Following this, a Templated Radix Tree is constructed to precisely model prompt structures and dependencies. The cache-aware scheduler then uses this information to determine an optimal execution sequence. For example, it strategically groups operators that share prompt prefixes to maximize KV cache reuse, while interleaving independent tasks to maintain high GPU utilization. This holistic view, from initial DAG to dynamic execution, allows Helium to achieve substantial latency reductions and throughput improvements, unachievable by systems lacking this global awareness.
Calculate Your Potential ROI with Helium
Estimate the efficiency gains and cost savings your enterprise could achieve by implementing Helium's workflow-aware LLM serving.
Your Path to Efficient LLM Agents
Our proven implementation roadmap ensures a seamless transition to Helium, maximizing your AI investment with minimal disruption.
Discovery & Strategy
In-depth assessment of current LLM workloads, identification of key agentic workflows, and alignment with business objectives.
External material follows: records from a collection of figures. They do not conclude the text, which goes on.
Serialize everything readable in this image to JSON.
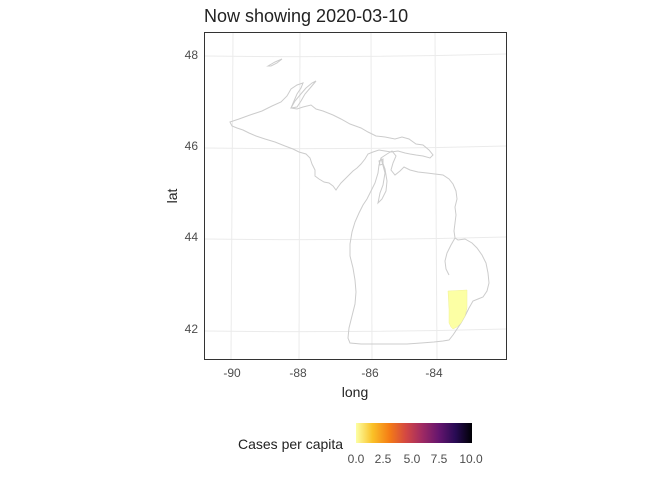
{
  "map": {
    "title": "Now showing 2020-03-10",
    "x_axis_title": "long",
    "y_axis_title": "lat",
    "x_ticks": [
      "-90",
      "-88",
      "-86",
      "-84"
    ],
    "y_ticks": [
      "48",
      "46",
      "44",
      "42"
    ],
    "region": "Michigan counties",
    "highlighted_county_fill": "#FCFFA4",
    "border_color": "#cccccc",
    "grid_color": "#ebebeb"
  },
  "legend": {
    "title": "Cases per capita",
    "labels": [
      "0.0",
      "2.5",
      "5.0",
      "7.5",
      "10.0"
    ],
    "gradient": [
      "#FCFFA4",
      "#FAC127",
      "#F57D15",
      "#D44842",
      "#9F2A63",
      "#65156E",
      "#280B54",
      "#000004"
    ]
  }
}
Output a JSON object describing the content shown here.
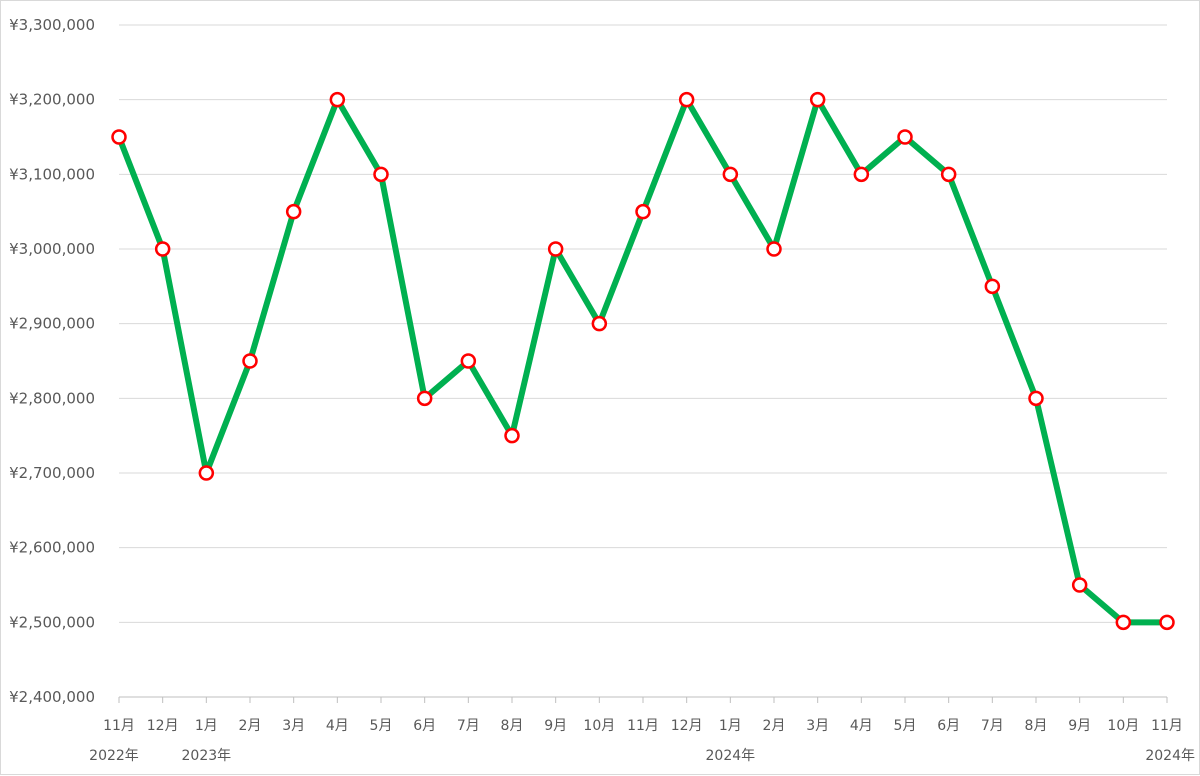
{
  "chart_data": {
    "type": "line",
    "title": "",
    "xlabel": "",
    "ylabel": "",
    "ylim": [
      2400000,
      3300000
    ],
    "ytick_step": 100000,
    "yticks": [
      "¥2,400,000",
      "¥2,500,000",
      "¥2,600,000",
      "¥2,700,000",
      "¥2,800,000",
      "¥2,900,000",
      "¥3,000,000",
      "¥3,100,000",
      "¥3,200,000",
      "¥3,300,000"
    ],
    "categories": [
      "11月",
      "12月",
      "1月",
      "2月",
      "3月",
      "4月",
      "5月",
      "6月",
      "7月",
      "8月",
      "9月",
      "10月",
      "11月",
      "12月",
      "1月",
      "2月",
      "3月",
      "4月",
      "5月",
      "6月",
      "7月",
      "8月",
      "9月",
      "10月",
      "11月"
    ],
    "year_labels": [
      {
        "index": 0,
        "text": "2022年"
      },
      {
        "index": 2,
        "text": "2023年"
      },
      {
        "index": 14,
        "text": "2024年"
      },
      {
        "index": 24,
        "text": "2024年"
      }
    ],
    "grid": true,
    "legend": "none",
    "series": [
      {
        "values": [
          3150000,
          3000000,
          2700000,
          2850000,
          3050000,
          3200000,
          3100000,
          2800000,
          2850000,
          2750000,
          3000000,
          2900000,
          3050000,
          3200000,
          3100000,
          3000000,
          3200000,
          3100000,
          3150000,
          3100000,
          2950000,
          2800000,
          2550000,
          2500000,
          2500000
        ],
        "line_color": "#00b050",
        "marker_edge_color": "#ff0000",
        "marker_face_color": "#ffffff"
      }
    ]
  }
}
Develop a tailored strategy for Helium integration.
Pilot & Optimization
Setup a pilot deployment of Helium, integrate initial workflows, and run performance benchmarks. Leverage Helium's query optimizer for initial performance tuning and caching strategies.
Full Scale Deployment
Expand Helium across your enterprise, integrating all critical agentic workflows. Continuous monitoring and iterative optimization for sustained efficiency and scalability.
Continuous Improvement
Ongoing support, performance reviews, and updates to leverage the latest advancements in Helium. Adapt to evolving workload patterns and LLM models for peak performance.
Ready to Supercharge Your AI Agents?
Book a free consultation with our AI specialists to explore how Helium can dramatically improve the efficiency and scalability of your enterprise's LLM-powered workflows.